I’ve been contemplating this article by Patrick O’shaughnessy. In the article he proposes a concept of success with setting goals.


Instead of setting a goal with a timeline focus on the path. What are the steps to take to get where you want? Then break those down in to daily habits.


By focusing on momentum and creating habits, you will improve and get better each day, week, and month. While focusing on goals will only get you a success/failure status. Reaching a goal is great but most of the time you fail. And failure discourages progress.


This is easily applicable to personal life. I’ve been successfully doing this after reading Atomic Habits by James Clear. I use it in my morning checklist. I use it with my exercise. And I even use it with my diet.


My Things application generates a set of daily tasks that have become routines. These routines align with where I want to be in the future.


I think this is applicable to businesses as well. Over the next couple of weeks, I’ll spend more time vetting whether it can or can not. I think it’s healthy for businesses to have big yearly goals but why couldn’t you break up the path to get there into company routines and habits. I think scorecards fit nicely in this mix. This is also a result of struggling to implement OKRs at my third company now.

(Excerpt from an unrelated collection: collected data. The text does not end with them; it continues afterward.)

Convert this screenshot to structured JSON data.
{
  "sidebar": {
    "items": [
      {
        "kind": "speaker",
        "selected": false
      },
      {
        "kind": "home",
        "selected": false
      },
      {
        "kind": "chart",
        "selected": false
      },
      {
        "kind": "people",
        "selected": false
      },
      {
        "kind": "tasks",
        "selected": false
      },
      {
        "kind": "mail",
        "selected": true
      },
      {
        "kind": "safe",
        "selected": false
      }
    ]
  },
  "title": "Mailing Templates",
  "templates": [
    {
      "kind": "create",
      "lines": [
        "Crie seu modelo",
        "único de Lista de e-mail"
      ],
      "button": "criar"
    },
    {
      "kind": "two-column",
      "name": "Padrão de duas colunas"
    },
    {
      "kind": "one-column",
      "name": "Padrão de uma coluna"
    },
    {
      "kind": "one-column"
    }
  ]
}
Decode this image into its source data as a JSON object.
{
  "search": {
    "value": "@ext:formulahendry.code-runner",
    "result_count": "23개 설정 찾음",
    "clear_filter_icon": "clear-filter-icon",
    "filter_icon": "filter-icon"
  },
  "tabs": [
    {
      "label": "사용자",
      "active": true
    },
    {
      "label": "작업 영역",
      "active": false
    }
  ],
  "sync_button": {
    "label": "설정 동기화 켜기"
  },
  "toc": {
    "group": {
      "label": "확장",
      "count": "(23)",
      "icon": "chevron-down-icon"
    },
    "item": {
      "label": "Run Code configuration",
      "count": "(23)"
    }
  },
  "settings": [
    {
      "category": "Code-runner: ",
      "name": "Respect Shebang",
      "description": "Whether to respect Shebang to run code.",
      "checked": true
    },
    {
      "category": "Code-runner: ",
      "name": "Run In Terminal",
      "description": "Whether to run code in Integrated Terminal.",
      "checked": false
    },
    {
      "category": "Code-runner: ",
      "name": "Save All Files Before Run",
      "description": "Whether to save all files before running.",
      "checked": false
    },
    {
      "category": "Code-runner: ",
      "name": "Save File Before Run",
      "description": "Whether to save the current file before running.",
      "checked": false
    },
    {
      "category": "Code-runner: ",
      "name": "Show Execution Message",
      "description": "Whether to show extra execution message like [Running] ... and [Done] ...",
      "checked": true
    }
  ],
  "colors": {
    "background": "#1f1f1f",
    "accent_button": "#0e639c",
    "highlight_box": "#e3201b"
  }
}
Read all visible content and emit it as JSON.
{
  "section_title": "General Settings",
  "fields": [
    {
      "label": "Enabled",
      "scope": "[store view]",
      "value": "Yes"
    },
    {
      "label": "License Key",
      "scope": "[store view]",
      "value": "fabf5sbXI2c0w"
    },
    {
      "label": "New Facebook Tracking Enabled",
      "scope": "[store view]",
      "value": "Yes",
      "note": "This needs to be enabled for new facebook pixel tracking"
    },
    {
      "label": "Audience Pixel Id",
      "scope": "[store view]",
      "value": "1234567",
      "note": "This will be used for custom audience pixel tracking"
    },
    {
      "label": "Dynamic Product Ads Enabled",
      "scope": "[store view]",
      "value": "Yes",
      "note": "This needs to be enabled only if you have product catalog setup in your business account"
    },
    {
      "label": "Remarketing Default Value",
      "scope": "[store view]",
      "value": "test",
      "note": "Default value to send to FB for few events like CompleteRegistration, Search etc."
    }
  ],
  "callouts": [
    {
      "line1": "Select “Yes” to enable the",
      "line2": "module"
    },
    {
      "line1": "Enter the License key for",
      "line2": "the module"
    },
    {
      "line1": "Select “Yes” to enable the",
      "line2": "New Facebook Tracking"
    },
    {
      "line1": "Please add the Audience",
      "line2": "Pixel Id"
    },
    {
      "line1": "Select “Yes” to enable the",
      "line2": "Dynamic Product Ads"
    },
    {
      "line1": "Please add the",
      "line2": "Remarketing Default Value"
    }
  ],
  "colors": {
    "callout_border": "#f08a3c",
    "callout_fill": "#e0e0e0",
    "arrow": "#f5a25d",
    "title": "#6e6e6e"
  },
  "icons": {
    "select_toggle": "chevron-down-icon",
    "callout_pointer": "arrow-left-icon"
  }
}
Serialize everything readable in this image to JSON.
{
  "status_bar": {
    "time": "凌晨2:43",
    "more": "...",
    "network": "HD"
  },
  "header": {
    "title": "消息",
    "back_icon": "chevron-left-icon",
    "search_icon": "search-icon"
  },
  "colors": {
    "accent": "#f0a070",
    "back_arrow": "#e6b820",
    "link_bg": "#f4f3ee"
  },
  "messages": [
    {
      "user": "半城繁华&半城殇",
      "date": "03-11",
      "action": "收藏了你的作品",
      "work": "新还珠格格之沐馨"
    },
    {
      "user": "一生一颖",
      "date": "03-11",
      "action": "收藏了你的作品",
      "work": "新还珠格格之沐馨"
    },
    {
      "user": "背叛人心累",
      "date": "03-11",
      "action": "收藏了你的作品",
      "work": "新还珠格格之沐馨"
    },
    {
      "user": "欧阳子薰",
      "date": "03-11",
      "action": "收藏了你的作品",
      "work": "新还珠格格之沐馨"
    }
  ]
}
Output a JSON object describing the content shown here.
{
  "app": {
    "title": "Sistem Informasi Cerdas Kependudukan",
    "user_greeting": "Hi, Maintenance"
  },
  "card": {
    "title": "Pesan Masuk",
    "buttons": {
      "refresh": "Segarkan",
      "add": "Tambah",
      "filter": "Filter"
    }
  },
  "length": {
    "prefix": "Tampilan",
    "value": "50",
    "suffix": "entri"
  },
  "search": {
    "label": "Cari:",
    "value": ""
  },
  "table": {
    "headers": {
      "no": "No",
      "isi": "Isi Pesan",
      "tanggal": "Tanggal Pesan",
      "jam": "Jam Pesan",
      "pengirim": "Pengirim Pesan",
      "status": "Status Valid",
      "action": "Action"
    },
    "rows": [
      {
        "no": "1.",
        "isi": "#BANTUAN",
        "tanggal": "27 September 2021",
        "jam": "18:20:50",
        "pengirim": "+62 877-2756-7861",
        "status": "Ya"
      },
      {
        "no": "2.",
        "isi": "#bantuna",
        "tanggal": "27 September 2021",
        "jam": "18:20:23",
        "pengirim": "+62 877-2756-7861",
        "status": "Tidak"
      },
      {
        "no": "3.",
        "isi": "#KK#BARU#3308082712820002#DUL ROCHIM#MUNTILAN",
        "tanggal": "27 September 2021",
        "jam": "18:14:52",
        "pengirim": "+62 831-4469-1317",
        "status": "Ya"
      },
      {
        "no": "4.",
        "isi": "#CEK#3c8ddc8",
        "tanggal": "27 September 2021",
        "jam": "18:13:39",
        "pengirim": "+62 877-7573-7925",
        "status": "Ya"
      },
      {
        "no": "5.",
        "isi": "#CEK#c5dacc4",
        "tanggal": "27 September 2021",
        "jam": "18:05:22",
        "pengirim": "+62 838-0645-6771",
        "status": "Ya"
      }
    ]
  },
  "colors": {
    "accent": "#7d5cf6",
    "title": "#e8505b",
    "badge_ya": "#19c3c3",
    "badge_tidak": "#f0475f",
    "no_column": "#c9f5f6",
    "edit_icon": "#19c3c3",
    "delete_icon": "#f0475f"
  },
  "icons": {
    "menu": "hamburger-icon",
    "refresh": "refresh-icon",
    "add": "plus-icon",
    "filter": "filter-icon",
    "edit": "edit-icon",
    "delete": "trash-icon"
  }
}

I think it will work and I’m inspired by The Score Takes Care of Itself by Bill Walsh. He did something similar with the San Francisco 49ers. By focusing on how his team carried themselves before stepping on the field, he was able to turn a dumpster fire of a team into a multiple Super Bowl winning organization in record time.


Other teams were likely fixated on winning the Super Bowl (a goal). His team was focused on the correct way to wear their uniforms.